AS EUROPEAN economies battle to stay afloat and as their demand for gold‚ coal‚ iron ore and platinum dwindles, South Africa needs to look elsewhere for trading partners where demand is high and growing.
Apart from the obvious Bric (Brazil, Russia, India, China) nations, I believe South Africa must not forget the "little guy".
The country's trade with America has taken a back seat but with the largest gross domestic product (GDP) globally and a population of over 300 million, the US remains an export destination with potential.
Figure 1: Revenue generated by South African exports of all commodities to America
Source: the Department of Trade and Industry and the South African Revenue Service.
Figure 1 shows the 2008 global economic crisis hurt South Africa's exports to America, yet despite this one-year stumbling block our export revenue rose consecutively in 2010 and 2011.
Furthermore, the American economy continues to grow, currently at around 1.9%. This might not sound like a lot but taking into account the fact that the 1.9% growth rate is calculated off such a high base, it is still substantial.
For example, the World Bank indicates that America's GDP was $15 094bn in 2011, compared to South Africa's $408bn.
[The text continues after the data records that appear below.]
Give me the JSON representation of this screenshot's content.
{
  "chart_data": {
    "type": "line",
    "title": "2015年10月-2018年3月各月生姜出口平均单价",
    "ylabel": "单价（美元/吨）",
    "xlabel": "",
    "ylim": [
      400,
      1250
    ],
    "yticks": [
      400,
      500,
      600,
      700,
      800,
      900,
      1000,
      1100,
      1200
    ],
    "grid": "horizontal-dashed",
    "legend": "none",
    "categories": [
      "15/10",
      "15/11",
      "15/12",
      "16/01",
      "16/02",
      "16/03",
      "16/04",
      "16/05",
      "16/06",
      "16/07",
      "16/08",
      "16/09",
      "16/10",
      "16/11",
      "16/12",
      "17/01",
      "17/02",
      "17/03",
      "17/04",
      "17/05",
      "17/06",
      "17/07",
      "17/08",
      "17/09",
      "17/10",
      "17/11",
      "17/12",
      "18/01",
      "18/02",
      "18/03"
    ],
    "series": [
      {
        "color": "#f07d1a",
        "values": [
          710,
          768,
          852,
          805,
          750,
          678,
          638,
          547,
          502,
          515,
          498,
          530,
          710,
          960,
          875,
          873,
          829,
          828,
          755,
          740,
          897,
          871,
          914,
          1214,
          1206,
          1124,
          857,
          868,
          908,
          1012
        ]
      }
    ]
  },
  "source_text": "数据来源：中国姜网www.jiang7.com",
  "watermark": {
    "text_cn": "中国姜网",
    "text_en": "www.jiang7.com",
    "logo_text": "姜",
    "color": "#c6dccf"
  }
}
For America, a 1.9% growth rate in GDP equates to an increase of roughly $287bn.
For South Africa to grow by an equivalent $287bn, our GDP growth rate would need to be 70%.
During the first week of July, 31 notifications regarding technical regulations were sent to the World Trade Organisation, 11 of which came from America, concerning chemical substances and electrical appliances, among other things such as tobacco and glazing materials.
South African exports of chemical and electrical products generated just under R8bn in 2011 – certainly an amount not to be scoffed at.
Apart from hampering an R8bn market, what consequences do South African exporters of chemical and electrical products face, should they fail to comply with technical regulations?
Firstly, transport costs for the near-12 500km journey (depending on your port of departure and destination respectively) will double, at least.
Consider a consignment of chemicals bound for New York which, on arrival, is found not to comply with new regulations. Nothing can be done with this other than returning it to South Africa.
Once the chemicals meet requirements, they can be exported again – three trips for the price of one; not quite.
In addition to the transport costs, the South African exporter will have to cover the costs incurred in aligning the chemicals with the necessary requirements. So, the total depends on how easy/cheap it is to do this.
Take for example the simple issue of labelling: if the consignment consists of 50 000 units and it costs 10c to change the label per unit, the price is only R5 000.
If on the other hand, due to whatever reason (production lines that need to be altered or other inputs), it costs R2 to change the label per unit, that escalates to R100 000.
The worst-case scenario is a complete write-off of the consignment should the exporter be unable to align the chemicals with the requirements and the only limiting factor to the extent of the damage would be the size of the consignment.
Staying in business means staying awake; awake to potential opportunities and more often than not, potential threats.
Europe may be in trouble and South Africa may be seen as a "briquette" among the Brics nations but between the opportunities and threats, we have potential.
To fully realise this potential, all we need to do is stay awake.
* Geoffrey Chapman is a guest columnist and trade policy expert at the SABS.